El pozo de Orson Welles
En la vieja España rural, los pozos eran el territorio de los suicidas. Pero ahora hay un pozo, al menos uno, que rompe con ese oscuro fardo heredado y es territorio de vida, un pequeño abismo vivificador, como los restos del hombre que lo habitan. Está en un lugar de Andalucía, el patio de la casona donde nació el torero Antonio Ordóñez. Dentro de él, en aguas mansas y sin luz, flotan las cenizas de un artista amigo del torero, que pidió un lugar para levantar la casa de su memoria en este iluminado rincón de la España subterránea que amó. Había leído que las cenizas de Orson Welles fueron esparcidas en algún campo abierto cercano a Ronda. Leí mal. Aún siguen juntas, son polvo a salvo del viento. El pozo sin fondo de Welles se asoma al aire libre desde un brocal de piedra grisácea octogonal, con aspecto de tronco desgajado de una gran pila bautismal situada bajo la bóveda de una umbría de enormes álamos o no se qué otro árbol gigante, como era el hombre a quien ahora dan sombra. La boca del pozo está cerrada por un estallido verde de geranios, enredaderas y pitas domesticadas. Hay en una de las ocho caras del brocal una placa rectagular de marmol negro donde se lee en letras mayúsculas doradas George Orson Welles 1915-1985.Inunda los ojos esta bella imagen desde una de las primeras páginas de un monumental número monográfico de la revista Nickel Odeon. Está dirigida por Juan Cobos, que fue amigo de Welles y sabe qué tiene en las manos cuando nos abre camino hacia dentro de lo que guarda la boca del pozo sin fondo que fue y sigue siendo aquel hombre, con quien el cine español tiene contraída una deuda impagable, que al menos simbólicamente este notable esfuerzo editorial -medio centenar de textos y ensayos de y sobre Welles, más un alarde iconográfico a lo largo de casi 500 pliegos, lo que equivale a un volumen de alrededor de mil páginas convencionales- contribuye en parte a saldar. Que filmes como Campanadas a medianoche, Mister Arkadin, Una historia inmortal y Don Quijote procedan y sean de aquí no tiene precio, pero el grano de arena de este trabajo cinéfilo que las evoca tampoco.
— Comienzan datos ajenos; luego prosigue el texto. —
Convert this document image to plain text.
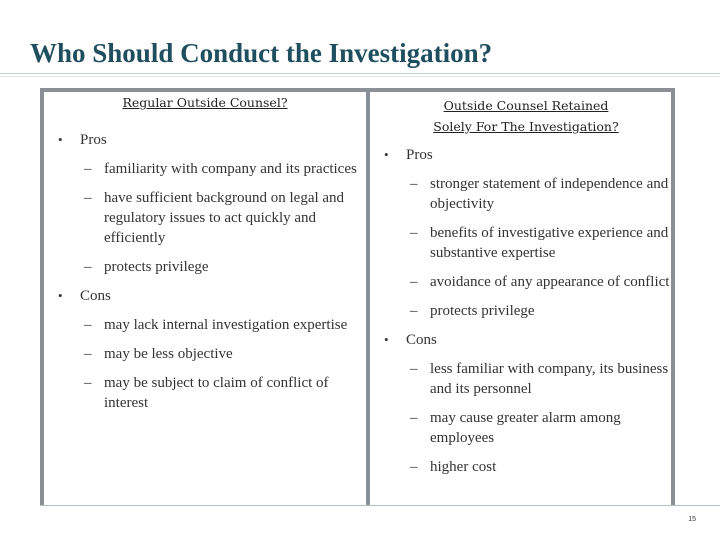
Who Should Conduct the Investigation?
15
Regular Outside Counsel?
• Pros
– familiarity with company and its practices
– have sufficient background on legal and regulatory issues to act quickly and efficiently
– protects privilege
• Cons
– may lack internal investigation expertise
– may be less objective
– may be subject to claim of conflict of interest
Outside Counsel Retained
Solely For The Investigation?
• Pros
– stronger statement of independence and objectivity
– benefits of investigative experience and substantive expertise
– avoidance of any appearance of conflict
– protects privilege
• Cons
– less familiar with company, its business and its personnel
– may cause greater alarm among employees
– higher cost
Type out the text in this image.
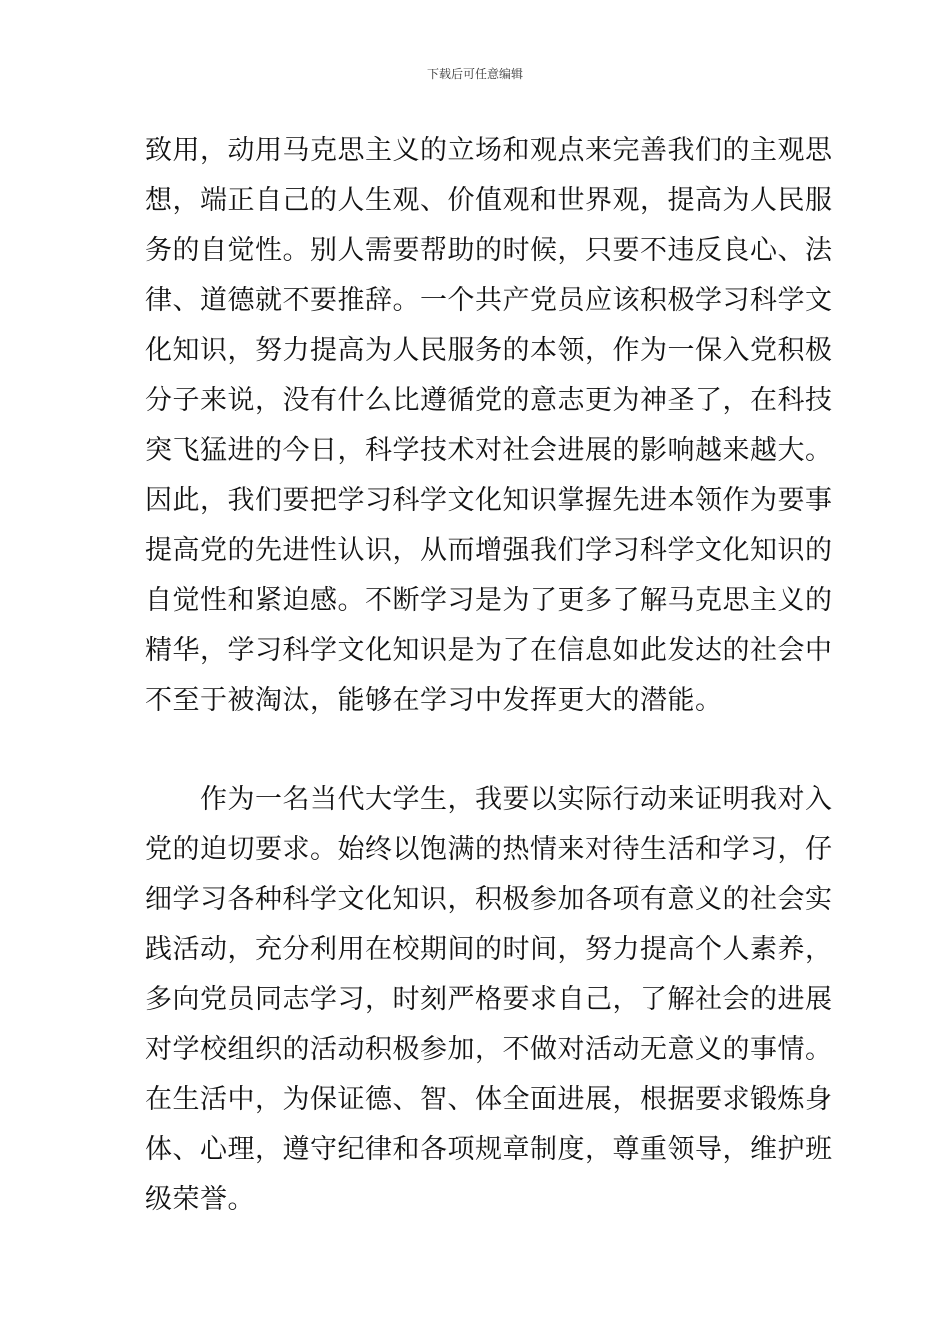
下载后可任意编辑
致用，动用马克思主义的立场和观点来完善我们的主观思
想，端正自己的人生观、价值观和世界观，提高为人民服
务的自觉性。别人需要帮助的时候，只要不违反良心、法
律、道德就不要推辞。一个共产党员应该积极学习科学文
化知识，努力提高为人民服务的本领，作为一保入党积极
分子来说，没有什么比遵循党的意志更为神圣了，在科技
突飞猛进的今日，科学技术对社会进展的影响越来越大。
因此，我们要把学习科学文化知识掌握先进本领作为要事
提高党的先进性认识，从而增强我们学习科学文化知识的
自觉性和紧迫感。不断学习是为了更多了解马克思主义的
精华，学习科学文化知识是为了在信息如此发达的社会中
不至于被淘汰，能够在学习中发挥更大的潜能。
　　作为一名当代大学生，我要以实际行动来证明我对入
党的迫切要求。始终以饱满的热情来对待生活和学习，仔
细学习各种科学文化知识，积极参加各项有意义的社会实
践活动，充分利用在校期间的时间，努力提高个人素养，
多向党员同志学习，时刻严格要求自己，了解社会的进展
对学校组织的活动积极参加，不做对活动无意义的事情。
在生活中，为保证德、智、体全面进展，根据要求锻炼身
体、心理，遵守纪律和各项规章制度，尊重领导，维护班
级荣誉。
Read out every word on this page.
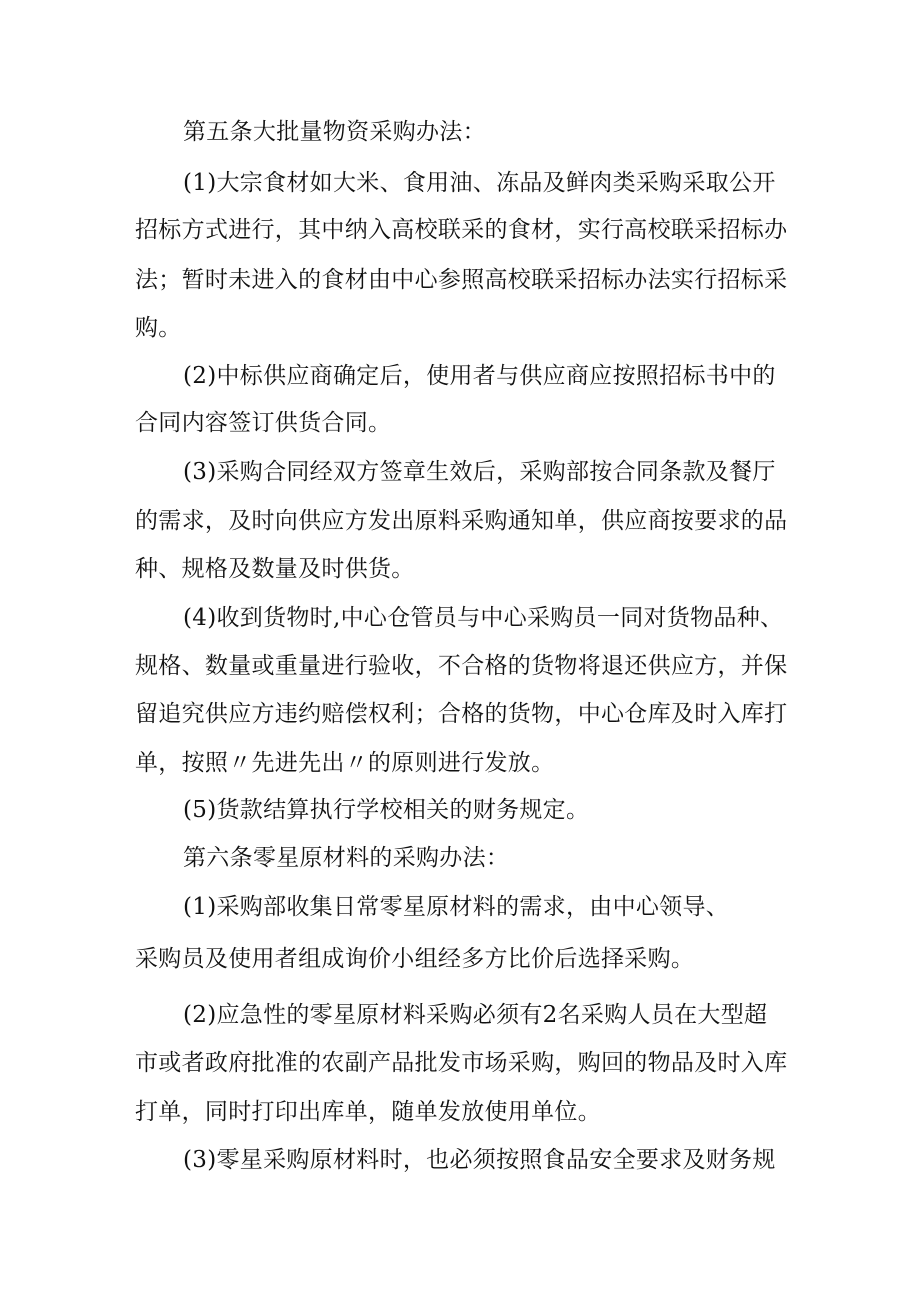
第五条大批量物资采购办法：
(1)大宗食材如大米、食用油、冻品及鲜肉类采购采取公开
招标方式进行，其中纳入高校联采的食材，实行高校联采招标办
法；暂时未进入的食材由中心参照高校联采招标办法实行招标采
购。
(2)中标供应商确定后，使用者与供应商应按照招标书中的
合同内容签订供货合同。
(3)采购合同经双方签章生效后，采购部按合同条款及餐厅
的需求，及时向供应方发出原料采购通知单，供应商按要求的品
种、规格及数量及时供货。
(4)收到货物时,中心仓管员与中心采购员一同对货物品种、
规格、数量或重量进行验收，不合格的货物将退还供应方，并保
留追究供应方违约赔偿权利；合格的货物，中心仓库及时入库打
单，按照〃先进先出〃的原则进行发放。
(5)货款结算执行学校相关的财务规定。
第六条零星原材料的采购办法：
(1)采购部收集日常零星原材料的需求，由中心领导、
采购员及使用者组成询价小组经多方比价后选择采购。
(2)应急性的零星原材料采购必须有2名采购人员在大型超
市或者政府批准的农副产品批发市场采购，购回的物品及时入库
打单，同时打印出库单，随单发放使用单位。
(3)零星采购原材料时，也必须按照食品安全要求及财务规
Sigue sin llegarse, probablemente porque no lo tiene, al fondo del pozo de Welles. Me contaba hace poco Esteva Riambau, que es de los poquísimos historiadores del cine que han tenido acceso directo a la casi totalidad del legado de los inéditos de Welles, que está acumulando y ordenando la filmoteca de Múnich, que lo que hay dentro de este indescifrable tesoro no es abarcable y asombra por su intensidad y por su riqueza. Ojalá un día Riambau nos cuente lo que vio con detalle, antes de que podamos, si es que algún día podemos, comprobar ante una pantalla la verdad de lo que cuenta. Por ahí sigue viva, porque sigue haciéndose, la ingente obra que Orson Welles dejó dispersa por medio mundo y que ahora hay gente apasionada que intenta reunir en otro vivificador pozo sin fondo que la proteja, como a sus cenizas, del viento.
Siempre, en cualquier ciudad viva del mundo, hay una película de Welles que volver a ver. Aquí han recuperado El tercer hombre y poco antes La dama de Shanghai y Sed de Mal. Pero la memoria de Welles estalla también por otros lados y se mueve en otras pantallas que no son la suya. Una de ellas es una singular película noeyorquina que aún no nos ha llegado, pero me dicen que no tardará en hacerlo. Se titula The cradle will rock y la ha realizado un cineasta, Tim Robbins, de la estirpe insobornable del hombre al que evoca, que es la de los hombres de la izquierda estadounidense que no naufragaron en sus piscinas. Reconstruye el filme la aventura de Welles en las luchas de clases del Nueva York de los años treinta, en un montaje teatral suyo para Broadway donde planeaba la sombra airada de Bertolt Brecht. Es sólo una cala en una vida que se agiganta a medida que se adentra en el pozo donde Welles comienza a dar sus últimos frutos.